Simeón el Santo Loco y san Juan, ícono ortodoxo oriental
Picotazos de historia
¿San Simeón fue el más loco de los santos?
Los 'Santos Locos' son personas que decidieron actuar como orates para desafiar la supuesta cordura de la sociedad, hacer crítica de ella, o por mil diversos motivos
Dentro del santoral tenemos un grupo de santos con características «peculiares». Son gentes con actitudes o actividades fuera de lo común, dentro de lo incomún que ya es estar dentro de los santificados. Son los llamados Santos Locos, personas que decidieron actuar como orates para desafiar la supuesta cordura de la sociedad, hacer crítica de ella, o por mil diversos motivos.
San Simeón «el loco» (522 – circa 590) fue el promotor, o al menos como tal se le tiene. Originario de la ciudad siria de Emesa (Homs, en la actual Siria) pasó 30 años en el desierto junto a su amigo San Juan anacoreta, hasta que dudó si estaba haciendo lo correcto. Decidió volver a la sociedad para predicar y dar ejemplo, pero meditándolo mejor, lucubró que tal cosa sería pecado de soberbia por su parte. Dando vueltas a estas ideas llegó a las puertas de su ciudad natal y se encontró un perro muerto junto a un vertedero. La siguiente escena nos muestra a San Simeón, de unos 60 años de edad, dando brincos y gritos por las calles de Homs, arrastrando un perro muerto atado a su hábito y toda la chiquillería de la ciudad dando gritos y palmas detrás de él.
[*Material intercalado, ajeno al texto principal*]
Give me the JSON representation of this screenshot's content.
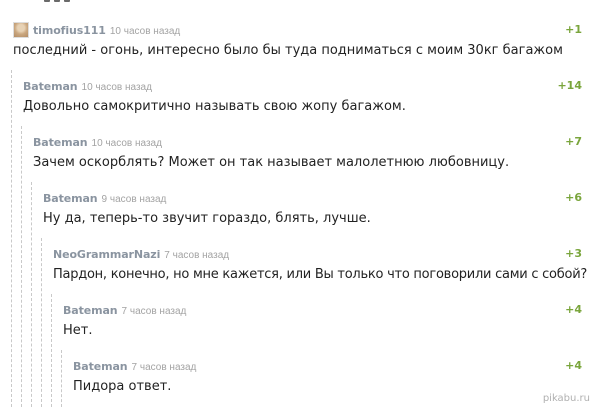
{
  "comments": [
    {
      "author": "timofius111",
      "time": "10 часов назад",
      "rating": "+1",
      "text": "последний - огонь, интересно было бы туда подниматься с моим 30кг багажом"
    },
    {
      "author": "Bateman",
      "time": "10 часов назад",
      "rating": "+14",
      "text": "Довольно самокритично называть свою жопу багажом."
    },
    {
      "author": "Bateman",
      "time": "10 часов назад",
      "rating": "+7",
      "text": "Зачем оскорблять? Может он так называет малолетнюю любовницу."
    },
    {
      "author": "Bateman",
      "time": "9 часов назад",
      "rating": "+6",
      "text": "Ну да, теперь-то звучит гораздо, блять, лучше."
    },
    {
      "author": "NeoGrammarNazi",
      "time": "7 часов назад",
      "rating": "+3",
      "text": "Пардон, конечно, но мне кажется, или Вы только что поговорили сами с собой?"
    },
    {
      "author": "Bateman",
      "time": "7 часов назад",
      "rating": "+4",
      "text": "Нет."
    },
    {
      "author": "Bateman",
      "time": "7 часов назад",
      "rating": "+4",
      "text": "Пидора ответ."
    }
  ],
  "watermark": "pikabu.ru"
}
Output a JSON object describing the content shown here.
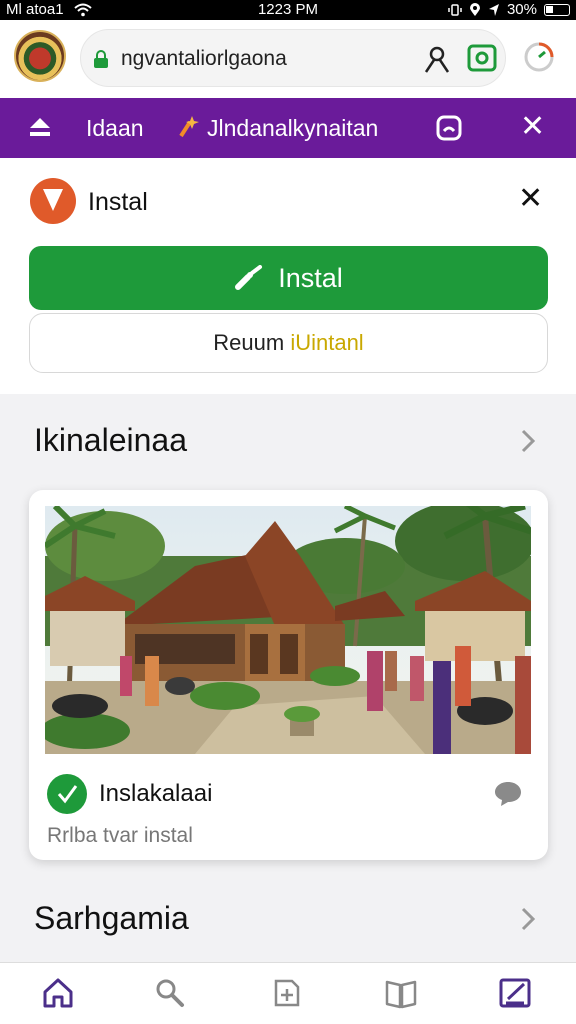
{
  "status": {
    "carrier": "Ml atoa1",
    "time": "1223 PM",
    "battery": "30%"
  },
  "address": {
    "url": "ngvantaliorlgaona"
  },
  "toolbar": {
    "left_label": "Idaan",
    "right_label": "Jlndanalkynaitan"
  },
  "install": {
    "title": "Instal",
    "primary_label": "Instal",
    "secondary_prefix": "Reuum ",
    "secondary_highlight": "iUintanl",
    "accent": "#1e9a3a"
  },
  "section1": {
    "title": "Ikinaleinaa"
  },
  "card": {
    "title": "Inslakalaai",
    "subtitle": "Rrlba tvar instal"
  },
  "section2": {
    "title": "Sarhgamia"
  },
  "nav": {
    "items": [
      "home-icon",
      "search-icon",
      "add-icon",
      "book-icon",
      "edit-icon"
    ]
  },
  "colors": {
    "brand_purple": "#6a1b9a",
    "green": "#1e9a3a"
  }
}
Tras su entrada triunfal, sus locuras se multiplicaron. Se instaló en una taberna para predicar a los borrachos que la bebida les arruinaba la vida, mientras bebía con ellos. El tabernero lo adoraba, ya que los clientes se multiplicaron para beber con él, hasta que decidió gastar una broma a la tabernera y entró desnudo y dando gritos en su cuarto en plena noche. Se tomó con humor que el tabernero lo sacara a patadas, pero se tuvo que mudar a una cueva.
A las más hermosas mujeres de la ciudad, que se habían burlado de él, las volvió bizcas y solo las curó si le rogaban que le diesen un beso. Se paseaba por la ciudad con ramas de palmera en la cabeza y collares y colgantes de uvas y ajos. Era amigo de las prostitutas, que se desternillaban de risa con sus ocurrencias. Un día, tirando nueces, apagó todas las velas del altar –¡que ya es puntería!– y luego, con los mismos proyectiles, expulsó a las escandalizadas devotas de la iglesia. En Cuaresma se le veía devorando un cordero asado. Tuvo obsesión por llevar la contraria a todas las convenciones sociales. Volcaba las mesas de los vendedores de bollos y repostería para las ofrendas del culto, lo que le llevó a recibir otra paliza. Todas las aceptaba con humor.En el fondo, por todas partes hacía el bien y predicaba con ejemplos contrarios, evitando el peligro a que le llamasen bueno o santo, aunque no paraba de hacer milagros y profecías y de convertir a la gente a su alrededor. Casi 10 años estuvo con estas actividades que le hicieron ser querido por casi toda la ciudad, el sector más grave y solemne no podía ni verle. Esta fue, a grandes líneas, la vida de uno de los santos más extravagantes y divertidos del santoral, cuyas historias nos dejó el obispo Leoncio de Neópolis.